Year Presidential Regulation No 38 was passed2015
Year Oentoeng Suria & Partners was established 2010
Regulatory hurdles in IndonesiaJanuary 25, 2016
Oentoeng Suria & Partners partner Ratih Nawangsari talks to TOGY about the new government’s regulations in Indonesia’s endeavour to expand infrastructure and the challenges those regulations pose for investors, particularly foreign investors. Established in 2010, the law firm specialises in corporate, energy, natural resources and infrastructure law in Indonesia.
The government has plans to promote and expand infrastructure in Indonesia. How helpful are policies in place for the development of infrastructure in the energy industry?
A number plans to develop infrastructure are already underway, but there are still questions about whether these projects can all be achieved within the given timeline. Infrastructure projects, among other things, don’t typically move quickly, because of the perceived lack of co-ordination between ministries and the lack of shared goals.
The sheer number of different ministries and government departments that are part of the project approval process, along with the questions surrounding government guarantees and land acquisition complications, make progress really challenging.
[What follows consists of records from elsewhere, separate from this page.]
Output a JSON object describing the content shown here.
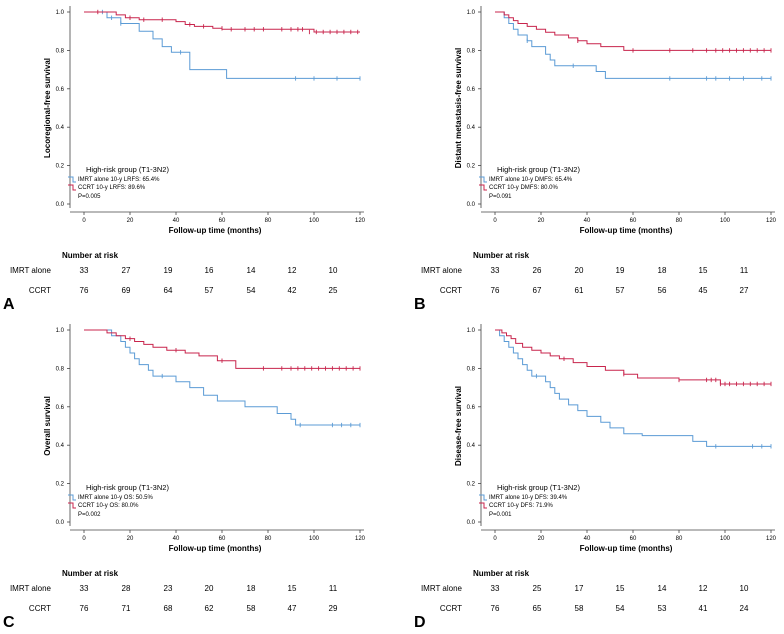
{
  "colors": {
    "imrt": "#5b9bd5",
    "ccrt": "#c8244c",
    "axis": "#444444",
    "text": "#000000"
  },
  "panels": [
    {
      "letter": "A",
      "chart_data": {
        "type": "line",
        "title": "",
        "xlabel": "Follow-up time (months)",
        "ylabel": "Locoregional-free survival",
        "xlim": [
          0,
          120
        ],
        "ylim": [
          0,
          1
        ],
        "xticks": [
          "0",
          "20",
          "40",
          "60",
          "80",
          "100",
          "120"
        ],
        "yticks": [
          "0.0",
          "0.2",
          "0.4",
          "0.6",
          "0.8",
          "1.0"
        ],
        "legend": {
          "title": "High-risk group (T1-3N2)",
          "entries": [
            "IMRT alone 10-y LRFS: 65.4%",
            "CCRT 10-y LRFS: 89.6%"
          ],
          "pvalue": "P=0.005"
        },
        "series": [
          {
            "name": "IMRT alone",
            "x": [
              0,
              10,
              12,
              16,
              20,
              24,
              28,
              30,
              34,
              38,
              44,
              46,
              60,
              62,
              120
            ],
            "y": [
              1.0,
              0.97,
              0.97,
              0.94,
              0.94,
              0.9,
              0.9,
              0.86,
              0.82,
              0.79,
              0.79,
              0.7,
              0.7,
              0.654,
              0.654
            ],
            "censor": [
              [
                8,
                1.0
              ],
              [
                12,
                0.97
              ],
              [
                16,
                0.94
              ],
              [
                42,
                0.79
              ],
              [
                92,
                0.654
              ],
              [
                100,
                0.654
              ],
              [
                110,
                0.654
              ],
              [
                120,
                0.654
              ]
            ]
          },
          {
            "name": "CCRT",
            "x": [
              0,
              14,
              18,
              24,
              30,
              40,
              44,
              48,
              56,
              60,
              96,
              100,
              120
            ],
            "y": [
              1.0,
              0.985,
              0.97,
              0.96,
              0.96,
              0.95,
              0.935,
              0.925,
              0.915,
              0.91,
              0.91,
              0.896,
              0.896
            ],
            "censor": [
              [
                6,
                1.0
              ],
              [
                20,
                0.97
              ],
              [
                26,
                0.96
              ],
              [
                34,
                0.96
              ],
              [
                46,
                0.935
              ],
              [
                52,
                0.925
              ],
              [
                60,
                0.915
              ],
              [
                64,
                0.91
              ],
              [
                70,
                0.91
              ],
              [
                74,
                0.91
              ],
              [
                78,
                0.91
              ],
              [
                86,
                0.91
              ],
              [
                90,
                0.91
              ],
              [
                93,
                0.91
              ],
              [
                95,
                0.91
              ],
              [
                98,
                0.896
              ],
              [
                101,
                0.896
              ],
              [
                104,
                0.896
              ],
              [
                107,
                0.896
              ],
              [
                110,
                0.896
              ],
              [
                113,
                0.896
              ],
              [
                116,
                0.896
              ],
              [
                119,
                0.896
              ]
            ]
          }
        ]
      },
      "risk": {
        "header": "Number at risk",
        "rows": [
          {
            "label": "IMRT alone",
            "values": [
              "33",
              "27",
              "19",
              "16",
              "14",
              "12",
              "10"
            ]
          },
          {
            "label": "CCRT",
            "values": [
              "76",
              "69",
              "64",
              "57",
              "54",
              "42",
              "25"
            ]
          }
        ]
      }
    },
    {
      "letter": "B",
      "chart_data": {
        "type": "line",
        "title": "",
        "xlabel": "Follow-up time (months)",
        "ylabel": "Distant metastasis-free survival",
        "xlim": [
          0,
          120
        ],
        "ylim": [
          0,
          1
        ],
        "xticks": [
          "0",
          "20",
          "40",
          "60",
          "80",
          "100",
          "120"
        ],
        "yticks": [
          "0.0",
          "0.2",
          "0.4",
          "0.6",
          "0.8",
          "1.0"
        ],
        "legend": {
          "title": "High-risk group (T1-3N2)",
          "entries": [
            "IMRT alone 10-y DMFS: 65.4%",
            "CCRT 10-y DMFS: 80.0%"
          ],
          "pvalue": "P=0.091"
        },
        "series": [
          {
            "name": "IMRT alone",
            "x": [
              0,
              4,
              6,
              8,
              10,
              14,
              16,
              22,
              24,
              26,
              36,
              44,
              48,
              120
            ],
            "y": [
              1.0,
              0.97,
              0.94,
              0.91,
              0.88,
              0.85,
              0.82,
              0.78,
              0.75,
              0.72,
              0.72,
              0.69,
              0.654,
              0.654
            ],
            "censor": [
              [
                14,
                0.85
              ],
              [
                34,
                0.72
              ],
              [
                76,
                0.654
              ],
              [
                92,
                0.654
              ],
              [
                96,
                0.654
              ],
              [
                102,
                0.654
              ],
              [
                108,
                0.654
              ],
              [
                116,
                0.654
              ],
              [
                120,
                0.654
              ]
            ]
          },
          {
            "name": "CCRT",
            "x": [
              0,
              4,
              6,
              8,
              10,
              14,
              18,
              22,
              26,
              32,
              36,
              40,
              46,
              56,
              120
            ],
            "y": [
              1.0,
              0.985,
              0.97,
              0.955,
              0.94,
              0.925,
              0.91,
              0.895,
              0.88,
              0.865,
              0.85,
              0.835,
              0.82,
              0.8,
              0.8
            ],
            "censor": [
              [
                36,
                0.85
              ],
              [
                60,
                0.8
              ],
              [
                76,
                0.8
              ],
              [
                86,
                0.8
              ],
              [
                92,
                0.8
              ],
              [
                96,
                0.8
              ],
              [
                99,
                0.8
              ],
              [
                102,
                0.8
              ],
              [
                105,
                0.8
              ],
              [
                108,
                0.8
              ],
              [
                111,
                0.8
              ],
              [
                114,
                0.8
              ],
              [
                117,
                0.8
              ],
              [
                120,
                0.8
              ]
            ]
          }
        ]
      },
      "risk": {
        "header": "Number at risk",
        "rows": [
          {
            "label": "IMRT alone",
            "values": [
              "33",
              "26",
              "20",
              "19",
              "18",
              "15",
              "11"
            ]
          },
          {
            "label": "CCRT",
            "values": [
              "76",
              "67",
              "61",
              "57",
              "56",
              "45",
              "27"
            ]
          }
        ]
      }
    },
    {
      "letter": "C",
      "chart_data": {
        "type": "line",
        "title": "",
        "xlabel": "Follow-up time (months)",
        "ylabel": "Overall survival",
        "xlim": [
          0,
          120
        ],
        "ylim": [
          0,
          1
        ],
        "xticks": [
          "0",
          "20",
          "40",
          "60",
          "80",
          "100",
          "120"
        ],
        "yticks": [
          "0.0",
          "0.2",
          "0.4",
          "0.6",
          "0.8",
          "1.0"
        ],
        "legend": {
          "title": "High-risk group (T1-3N2)",
          "entries": [
            "IMRT alone 10-y OS: 50.5%",
            "CCRT 10-y OS: 80.0%"
          ],
          "pvalue": "P=0.002"
        },
        "series": [
          {
            "name": "IMRT alone",
            "x": [
              0,
              12,
              16,
              18,
              20,
              22,
              24,
              28,
              30,
              36,
              40,
              46,
              52,
              58,
              70,
              84,
              90,
              92,
              120
            ],
            "y": [
              1.0,
              0.97,
              0.94,
              0.91,
              0.88,
              0.85,
              0.82,
              0.79,
              0.76,
              0.76,
              0.73,
              0.7,
              0.66,
              0.63,
              0.6,
              0.565,
              0.535,
              0.505,
              0.505
            ],
            "censor": [
              [
                34,
                0.76
              ],
              [
                94,
                0.505
              ],
              [
                108,
                0.505
              ],
              [
                112,
                0.505
              ],
              [
                116,
                0.505
              ],
              [
                120,
                0.505
              ]
            ]
          },
          {
            "name": "CCRT",
            "x": [
              0,
              10,
              14,
              18,
              22,
              26,
              30,
              36,
              44,
              50,
              58,
              66,
              120
            ],
            "y": [
              1.0,
              0.985,
              0.97,
              0.955,
              0.94,
              0.925,
              0.91,
              0.895,
              0.88,
              0.865,
              0.84,
              0.8,
              0.8
            ],
            "censor": [
              [
                20,
                0.955
              ],
              [
                40,
                0.895
              ],
              [
                60,
                0.84
              ],
              [
                78,
                0.8
              ],
              [
                86,
                0.8
              ],
              [
                90,
                0.8
              ],
              [
                93,
                0.8
              ],
              [
                96,
                0.8
              ],
              [
                99,
                0.8
              ],
              [
                102,
                0.8
              ],
              [
                105,
                0.8
              ],
              [
                108,
                0.8
              ],
              [
                111,
                0.8
              ],
              [
                114,
                0.8
              ],
              [
                117,
                0.8
              ],
              [
                120,
                0.8
              ]
            ]
          }
        ]
      },
      "risk": {
        "header": "Number at risk",
        "rows": [
          {
            "label": "IMRT alone",
            "values": [
              "33",
              "28",
              "23",
              "20",
              "18",
              "15",
              "11"
            ]
          },
          {
            "label": "CCRT",
            "values": [
              "76",
              "71",
              "68",
              "62",
              "58",
              "47",
              "29"
            ]
          }
        ]
      }
    },
    {
      "letter": "D",
      "chart_data": {
        "type": "line",
        "title": "",
        "xlabel": "Follow-up time (months)",
        "ylabel": "Disease-free survival",
        "xlim": [
          0,
          120
        ],
        "ylim": [
          0,
          1
        ],
        "xticks": [
          "0",
          "20",
          "40",
          "60",
          "80",
          "100",
          "120"
        ],
        "yticks": [
          "0.0",
          "0.2",
          "0.4",
          "0.6",
          "0.8",
          "1.0"
        ],
        "legend": {
          "title": "High-risk group (T1-3N2)",
          "entries": [
            "IMRT alone 10-y DFS: 39.4%",
            "CCRT 10-y DFS: 71.9%"
          ],
          "pvalue": "P=0.001"
        },
        "series": [
          {
            "name": "IMRT alone",
            "x": [
              0,
              2,
              4,
              6,
              8,
              10,
              12,
              14,
              16,
              18,
              22,
              24,
              26,
              28,
              32,
              36,
              40,
              46,
              50,
              56,
              64,
              76,
              86,
              92,
              120
            ],
            "y": [
              1.0,
              0.97,
              0.94,
              0.91,
              0.88,
              0.85,
              0.82,
              0.79,
              0.76,
              0.76,
              0.73,
              0.7,
              0.67,
              0.64,
              0.61,
              0.58,
              0.55,
              0.52,
              0.49,
              0.46,
              0.45,
              0.45,
              0.42,
              0.394,
              0.394
            ],
            "censor": [
              [
                18,
                0.76
              ],
              [
                96,
                0.394
              ],
              [
                112,
                0.394
              ],
              [
                116,
                0.394
              ],
              [
                120,
                0.394
              ]
            ]
          },
          {
            "name": "CCRT",
            "x": [
              0,
              3,
              5,
              7,
              9,
              12,
              16,
              20,
              24,
              28,
              34,
              40,
              48,
              56,
              62,
              80,
              96,
              98,
              120
            ],
            "y": [
              1.0,
              0.985,
              0.97,
              0.955,
              0.93,
              0.91,
              0.895,
              0.88,
              0.865,
              0.85,
              0.83,
              0.81,
              0.79,
              0.77,
              0.75,
              0.74,
              0.74,
              0.719,
              0.719
            ],
            "censor": [
              [
                30,
                0.85
              ],
              [
                56,
                0.77
              ],
              [
                80,
                0.74
              ],
              [
                92,
                0.74
              ],
              [
                94,
                0.74
              ],
              [
                96,
                0.74
              ],
              [
                98,
                0.719
              ],
              [
                100,
                0.719
              ],
              [
                102,
                0.719
              ],
              [
                105,
                0.719
              ],
              [
                108,
                0.719
              ],
              [
                111,
                0.719
              ],
              [
                114,
                0.719
              ],
              [
                117,
                0.719
              ],
              [
                120,
                0.719
              ]
            ]
          }
        ]
      },
      "risk": {
        "header": "Number at risk",
        "rows": [
          {
            "label": "IMRT alone",
            "values": [
              "33",
              "25",
              "17",
              "15",
              "14",
              "12",
              "10"
            ]
          },
          {
            "label": "CCRT",
            "values": [
              "76",
              "65",
              "58",
              "54",
              "53",
              "41",
              "24"
            ]
          }
        ]
      }
    }
  ]
}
Financing and seemingly conflicting regulations also present problems. For example, Bank Indonesia, the country’s central bank, issued a regulation requiring all onshore financial transactions to be made in rupiah, the local currency. Other policies are increasingly seen to be unfriendly as well, such as the requirement for non-resident directors or commissioners to obtain a work permit.
How attractive is the regulatory framework to private companies or investors to participate in upcoming infrastructure projects?
The new government’s expansion of the list of projects eligible for private participation under a public-private partnership framework is promising. Presidential Regulation No. 38 of 2015 revised the list of governmental projects available to private investment, opening the doors to investors for projects in energy conservation, public infrastructure and city facilities.
The problem is that the regulation is still not specific enough. The government needs to provide a clear plan for how it intends to regulate public-private partnerships and to communicate that plan to investors, both foreign and domestic. The government also needs to consider making these projects profitable given the various regulations and challenges faced by investors.
How do problems with regulation stem from the clash between the decentralisation and centralisation of governmental power?
Decentralisation makes doing business in Indonesia more expensive and less efficient. Companies need to create a sustainable working relationship with both the central government and the government of the region where projects are located. That is not always easy to manage.
Both the central and regional governments have their own regulations, policies and interests, which may be contradictory to each other. It also creates an additional burden for the central government to monitor the policies as well as to ensure that regional policies and regulations are consistent with the directives issued by the central government.
How will foreign investment be impacted by a perceived nationalistic trend in the oil and gas industry?
The draft oil and gas law includes shifting natural resources back to the state and state-owned companies. International companies are quite nervous, because it creates a perception that there may be indirect nationalisation. Some of these companies already have billions of dollars invested in projects, and there may be risks that their investment might not be recoverable.
While we can appreciate where the government is coming from, the idea that natural resources policy should understandably be nationalistic, there is still a perception that the goal posts are continually moving. Participation and investment of international companies is in fact still necessary in Indonesia’s energy industry, so the government needs to keep the goal posts clear. At the very least, foreign investors need a clear mandate and investment terms, as well as a commitment that these will not change over a reasonable project timeframe. Investors also need a single point of contact in government with a clear mandate to ensure consistency among various government departments.
The government has recently authorised the Investment Co-ordinating Board in Indonesia to provide a one-stop service to decrease the number of governmental agencies that an investor has to deal with to obtain its business or operational licences. This is seen as a positive move, but we have yet to see whether this will be implemented efficiently and effectively.